2023-11-04

「胴抜き」とは

11月にも関わらず連日の夏日。こないだ生徒が言いました「もう25度が夏日って、辞めた方がいいですよね〜。だって25度なんて全然夏じゃないし」ホントそれ…  25度なんて夏じゃないです。夏とは30度を過ぎてからです。言い方変えて欲しい。30度で夏日、35度で真夏日。37度辺りで猛暑日…ですよね。

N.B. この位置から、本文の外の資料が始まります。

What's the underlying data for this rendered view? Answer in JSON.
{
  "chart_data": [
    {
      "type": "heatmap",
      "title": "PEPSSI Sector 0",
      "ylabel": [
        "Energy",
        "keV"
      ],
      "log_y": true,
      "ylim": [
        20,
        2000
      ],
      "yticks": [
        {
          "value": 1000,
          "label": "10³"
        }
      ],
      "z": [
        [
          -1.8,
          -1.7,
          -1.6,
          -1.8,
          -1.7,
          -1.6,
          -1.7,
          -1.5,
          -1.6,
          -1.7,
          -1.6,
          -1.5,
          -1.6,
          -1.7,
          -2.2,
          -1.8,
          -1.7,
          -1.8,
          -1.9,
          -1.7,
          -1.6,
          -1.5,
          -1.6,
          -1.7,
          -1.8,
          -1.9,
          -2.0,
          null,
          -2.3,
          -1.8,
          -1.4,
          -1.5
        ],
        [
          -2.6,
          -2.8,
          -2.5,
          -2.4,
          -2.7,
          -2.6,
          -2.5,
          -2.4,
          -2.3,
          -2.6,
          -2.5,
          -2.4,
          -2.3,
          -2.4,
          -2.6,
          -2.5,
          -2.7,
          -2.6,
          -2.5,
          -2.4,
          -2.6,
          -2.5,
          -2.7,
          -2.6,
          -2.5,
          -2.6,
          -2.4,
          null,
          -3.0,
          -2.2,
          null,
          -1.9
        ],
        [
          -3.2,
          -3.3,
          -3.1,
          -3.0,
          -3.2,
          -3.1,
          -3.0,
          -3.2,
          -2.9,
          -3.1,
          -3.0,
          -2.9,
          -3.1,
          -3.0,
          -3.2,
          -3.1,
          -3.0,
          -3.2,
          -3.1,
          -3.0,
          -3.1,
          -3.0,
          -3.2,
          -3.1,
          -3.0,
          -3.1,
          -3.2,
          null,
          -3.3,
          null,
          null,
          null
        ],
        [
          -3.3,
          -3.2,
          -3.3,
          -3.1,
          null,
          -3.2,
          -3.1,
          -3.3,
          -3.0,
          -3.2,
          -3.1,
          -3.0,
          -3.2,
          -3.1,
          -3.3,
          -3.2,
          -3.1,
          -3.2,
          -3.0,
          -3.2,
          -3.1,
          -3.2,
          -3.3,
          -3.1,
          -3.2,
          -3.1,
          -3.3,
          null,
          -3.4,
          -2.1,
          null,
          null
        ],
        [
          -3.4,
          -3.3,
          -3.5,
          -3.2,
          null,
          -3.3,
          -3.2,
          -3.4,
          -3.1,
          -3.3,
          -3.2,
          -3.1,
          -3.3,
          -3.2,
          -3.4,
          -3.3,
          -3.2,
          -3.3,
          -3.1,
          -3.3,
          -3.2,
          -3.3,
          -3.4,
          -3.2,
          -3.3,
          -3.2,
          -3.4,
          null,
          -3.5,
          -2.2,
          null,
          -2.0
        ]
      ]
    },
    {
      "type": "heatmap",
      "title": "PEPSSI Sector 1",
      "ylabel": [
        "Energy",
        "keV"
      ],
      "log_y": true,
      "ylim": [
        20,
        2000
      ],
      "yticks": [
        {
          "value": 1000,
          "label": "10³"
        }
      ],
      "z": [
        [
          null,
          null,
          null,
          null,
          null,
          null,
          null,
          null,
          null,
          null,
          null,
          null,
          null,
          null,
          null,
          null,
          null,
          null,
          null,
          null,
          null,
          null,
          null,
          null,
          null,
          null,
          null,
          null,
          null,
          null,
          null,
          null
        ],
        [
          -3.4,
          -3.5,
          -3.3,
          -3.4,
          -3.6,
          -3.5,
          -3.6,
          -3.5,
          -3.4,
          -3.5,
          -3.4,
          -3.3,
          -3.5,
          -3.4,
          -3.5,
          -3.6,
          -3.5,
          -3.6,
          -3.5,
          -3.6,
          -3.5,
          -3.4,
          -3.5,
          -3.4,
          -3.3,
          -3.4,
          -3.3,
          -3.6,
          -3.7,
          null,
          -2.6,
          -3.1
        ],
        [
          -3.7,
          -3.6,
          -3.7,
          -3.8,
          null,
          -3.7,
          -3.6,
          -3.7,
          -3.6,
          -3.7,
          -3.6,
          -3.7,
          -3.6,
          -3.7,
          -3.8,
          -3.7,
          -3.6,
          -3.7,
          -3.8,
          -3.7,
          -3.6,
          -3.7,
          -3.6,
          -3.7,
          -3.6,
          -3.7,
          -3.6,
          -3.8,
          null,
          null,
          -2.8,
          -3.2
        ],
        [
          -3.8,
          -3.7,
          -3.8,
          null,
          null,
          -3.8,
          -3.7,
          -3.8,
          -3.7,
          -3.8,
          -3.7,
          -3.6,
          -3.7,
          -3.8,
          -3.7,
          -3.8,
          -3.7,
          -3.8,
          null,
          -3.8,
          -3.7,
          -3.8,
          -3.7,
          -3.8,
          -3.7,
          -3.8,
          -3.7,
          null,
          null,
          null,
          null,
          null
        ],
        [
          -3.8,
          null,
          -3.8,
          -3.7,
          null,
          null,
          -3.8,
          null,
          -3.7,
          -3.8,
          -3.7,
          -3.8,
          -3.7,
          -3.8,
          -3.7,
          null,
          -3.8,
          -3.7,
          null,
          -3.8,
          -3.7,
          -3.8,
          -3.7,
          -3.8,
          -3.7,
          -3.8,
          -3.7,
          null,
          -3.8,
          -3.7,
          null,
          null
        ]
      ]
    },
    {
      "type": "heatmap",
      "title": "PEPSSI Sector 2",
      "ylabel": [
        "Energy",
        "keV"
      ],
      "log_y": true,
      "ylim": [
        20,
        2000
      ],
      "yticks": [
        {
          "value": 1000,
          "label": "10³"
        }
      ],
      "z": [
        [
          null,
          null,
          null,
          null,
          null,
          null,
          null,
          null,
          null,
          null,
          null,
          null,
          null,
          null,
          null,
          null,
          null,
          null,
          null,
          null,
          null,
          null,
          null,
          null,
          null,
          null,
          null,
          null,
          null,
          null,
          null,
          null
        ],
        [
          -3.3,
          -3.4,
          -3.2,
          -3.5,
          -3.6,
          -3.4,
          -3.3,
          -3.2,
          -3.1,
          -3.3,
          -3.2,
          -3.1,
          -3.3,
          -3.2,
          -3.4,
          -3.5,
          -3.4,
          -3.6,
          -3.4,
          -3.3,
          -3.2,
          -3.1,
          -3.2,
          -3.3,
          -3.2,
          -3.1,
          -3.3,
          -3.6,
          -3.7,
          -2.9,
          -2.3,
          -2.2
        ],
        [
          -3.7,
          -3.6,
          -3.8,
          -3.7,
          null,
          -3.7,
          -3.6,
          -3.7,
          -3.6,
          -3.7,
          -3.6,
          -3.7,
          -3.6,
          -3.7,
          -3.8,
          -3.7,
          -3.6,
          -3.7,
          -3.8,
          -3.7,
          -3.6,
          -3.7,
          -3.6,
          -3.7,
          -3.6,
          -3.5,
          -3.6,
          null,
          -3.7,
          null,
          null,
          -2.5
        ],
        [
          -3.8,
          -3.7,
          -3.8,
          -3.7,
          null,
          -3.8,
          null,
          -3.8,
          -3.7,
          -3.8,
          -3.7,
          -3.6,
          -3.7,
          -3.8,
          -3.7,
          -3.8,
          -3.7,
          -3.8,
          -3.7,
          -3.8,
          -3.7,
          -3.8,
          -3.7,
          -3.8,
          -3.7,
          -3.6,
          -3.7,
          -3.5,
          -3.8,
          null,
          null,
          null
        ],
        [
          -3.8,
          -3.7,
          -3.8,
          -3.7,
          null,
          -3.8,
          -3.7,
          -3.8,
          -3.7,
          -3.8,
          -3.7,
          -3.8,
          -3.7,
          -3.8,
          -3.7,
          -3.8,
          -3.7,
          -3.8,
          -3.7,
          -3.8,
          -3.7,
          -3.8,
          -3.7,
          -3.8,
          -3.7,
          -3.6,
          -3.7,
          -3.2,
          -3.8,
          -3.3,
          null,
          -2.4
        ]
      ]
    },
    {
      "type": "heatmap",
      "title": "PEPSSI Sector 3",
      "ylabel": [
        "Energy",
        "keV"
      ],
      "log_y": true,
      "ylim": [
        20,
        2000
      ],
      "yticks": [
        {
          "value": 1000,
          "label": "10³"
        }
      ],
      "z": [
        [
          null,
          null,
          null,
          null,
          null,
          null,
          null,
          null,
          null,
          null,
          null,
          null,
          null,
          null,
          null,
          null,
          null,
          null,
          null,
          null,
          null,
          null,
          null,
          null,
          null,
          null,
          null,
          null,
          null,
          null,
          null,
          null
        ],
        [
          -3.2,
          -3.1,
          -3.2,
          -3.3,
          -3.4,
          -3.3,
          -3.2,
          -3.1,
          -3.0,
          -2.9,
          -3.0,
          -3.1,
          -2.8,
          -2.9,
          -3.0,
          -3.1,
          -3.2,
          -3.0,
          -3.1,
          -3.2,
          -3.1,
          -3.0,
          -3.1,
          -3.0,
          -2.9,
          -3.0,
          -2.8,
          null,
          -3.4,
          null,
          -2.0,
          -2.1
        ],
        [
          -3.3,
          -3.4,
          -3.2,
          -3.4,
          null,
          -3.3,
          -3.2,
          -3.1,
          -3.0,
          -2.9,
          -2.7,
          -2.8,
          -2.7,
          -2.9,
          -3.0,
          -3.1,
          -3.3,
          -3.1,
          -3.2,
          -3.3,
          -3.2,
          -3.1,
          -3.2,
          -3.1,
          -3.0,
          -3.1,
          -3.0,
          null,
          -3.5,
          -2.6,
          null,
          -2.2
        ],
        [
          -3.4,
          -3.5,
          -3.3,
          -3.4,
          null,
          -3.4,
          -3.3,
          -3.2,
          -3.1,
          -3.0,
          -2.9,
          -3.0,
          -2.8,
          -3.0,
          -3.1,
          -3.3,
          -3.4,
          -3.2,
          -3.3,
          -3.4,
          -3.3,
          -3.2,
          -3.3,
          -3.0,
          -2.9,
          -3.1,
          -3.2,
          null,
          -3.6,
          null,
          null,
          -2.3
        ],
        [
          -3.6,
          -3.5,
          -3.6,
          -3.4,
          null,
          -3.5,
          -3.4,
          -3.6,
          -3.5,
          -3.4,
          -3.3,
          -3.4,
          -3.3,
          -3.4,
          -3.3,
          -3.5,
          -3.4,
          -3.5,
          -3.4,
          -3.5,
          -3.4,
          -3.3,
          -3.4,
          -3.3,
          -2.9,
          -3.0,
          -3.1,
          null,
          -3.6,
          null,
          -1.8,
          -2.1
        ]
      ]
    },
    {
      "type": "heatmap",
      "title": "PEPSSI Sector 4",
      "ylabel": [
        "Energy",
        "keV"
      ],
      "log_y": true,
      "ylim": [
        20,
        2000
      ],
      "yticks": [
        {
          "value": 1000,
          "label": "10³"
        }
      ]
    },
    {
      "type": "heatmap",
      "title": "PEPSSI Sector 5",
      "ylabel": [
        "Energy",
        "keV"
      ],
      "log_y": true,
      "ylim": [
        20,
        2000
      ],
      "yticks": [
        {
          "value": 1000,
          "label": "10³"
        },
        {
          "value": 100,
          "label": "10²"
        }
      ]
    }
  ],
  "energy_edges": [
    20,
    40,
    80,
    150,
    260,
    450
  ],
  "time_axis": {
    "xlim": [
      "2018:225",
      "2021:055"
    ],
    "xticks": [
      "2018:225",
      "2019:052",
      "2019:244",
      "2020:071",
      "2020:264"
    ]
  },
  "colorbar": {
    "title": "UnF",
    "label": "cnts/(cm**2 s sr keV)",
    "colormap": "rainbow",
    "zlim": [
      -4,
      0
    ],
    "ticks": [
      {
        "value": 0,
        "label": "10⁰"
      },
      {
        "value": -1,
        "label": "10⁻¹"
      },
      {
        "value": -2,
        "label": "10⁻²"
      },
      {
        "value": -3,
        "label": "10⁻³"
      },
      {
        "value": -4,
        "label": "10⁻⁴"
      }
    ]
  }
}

カレンダー的には秋なのに気温は夏日。そんな今にピッタリな、胴抜き仕立ての大島紬。

胴抜き仕立ての大島

 

 

 

 

 

 

 

 

わたしは元々「胴抜き仕立て」にはどっちかと言うと「あんまり…」な方でした。わたし自身が持っている胴抜き仕立ての着物は、久留米絣のお着物です。久留米に研修会で行った際に一目見て気に入った反物で、織元さんにも名古屋の呉服店さんにも「久留米絣は胴抜き仕立てにした方が良いよ!」と言われて、言う通りにしたのですが…後悔しています(涙)。木綿の表地に正絹の裏(八掛)を付けると、着る度に裏が縮むのです。つまり、表に袋が入る。1回着る度に裏を伸ばしてアイロン仕上げをしなくてはならず、超面倒な着物になってしまいました。しかも爽やかな寒色系の反物だったのに、胴抜きにしてしまったが故に袷の時期しか着られなくなってしまい…単衣で作っておけば「普段着」と称して年中着られたのに…八掛の色も大好きで、今更解く気持ちにもなれず。とにかく後悔しかないです。でも大好きでお気に入りの着物です。着る度に裏を伸ばす手間だけがツラいのですが、これ、わたしだけ??

そもそも「胴抜き」とは何ぞや…

お着物には「単衣」と「袷」の2種類が存在します。「単衣」は表地1枚だけでお仕立てするので、裏返すと生地の裏面が露出します。「袷」は表地と裏地があり、表と裏をそれぞれ縫って裾の所で表裏を合体させた後に、「中とじ」という作業で双方をくっ付けます。裏地にする生地は「八掛」と「胴裏」という2つの生地を使用するのが普通です。「胴抜き」仕立ては、この「胴裏」をグッと減らして、上半身and袖部分の裏地をカット(抜く)仕立て方です。

胴抜き仕立ての大島

 

 

 

 

 

 

 

 

正直、仕立ては袷仕立てよりも面倒です。すごく面倒です。「袷>胴抜き」というイメージの方が多いと思いますが、仕立ての手間だけ見たら圧倒的に胴抜きの方が手数が多いです! だからイヤ、でした。

でも…

こんなに気温が高い時期が長く続くとなると、胴抜きは確かに便利なアイテムですね。今回お仕立てした大島紬であれば、おそらくわたしの久留米絣のような表裏の不具合は生じにくいと思います。表地正絹×裏地正絹の場合、大概は縮むのは表の方なので、お召しになる分にはそれ程不具合を感じません。「仕上げ直し」を承ると、お仕立て後ある程度時間の経過したお着物は、着用してしていなくてもだいたい表が縮んでいて裏に相当な袋が入っています。これは正常な生地の変化なので、「そういうものなんだ」と受け入れて頂くしかないです。アイロン仕上げで直るものではありません。

以前にあるお客様が、呉服店さんに「どっちもいけるから」と言われて胴抜き仕立てで作られた付け下げを持ち込まれた事がありました。「どっちもいけるから」?って何が??どゆこと?? そのお客様は「袷の時期も単衣の時期もどっちもいける」と解釈されていました…「どっちもいける」と言われたら、そう思われるのも無理はないですが、いやいや…「胴抜き」はあくまで「袷」の中にカテゴライズされる仕立て方です。お召しになって帯を締めてしまえば、360度どっから見ても普通に「袷」の着物です。どっちもいけたりしません。ただ普通に「袷」です。だからこそ、今みたいな袷の時期なのに現実的にはけっこう気温が高い時に便利だと思います!

正直、仕立てが面倒だから敬遠していましたが…もう現実がこんなんなっちゃったら、そりゃ「胴抜き」にしたいですよね。分かります。あんまりやりたく無い、とかもう言いません。胴抜き、アリですよ。良いですよ。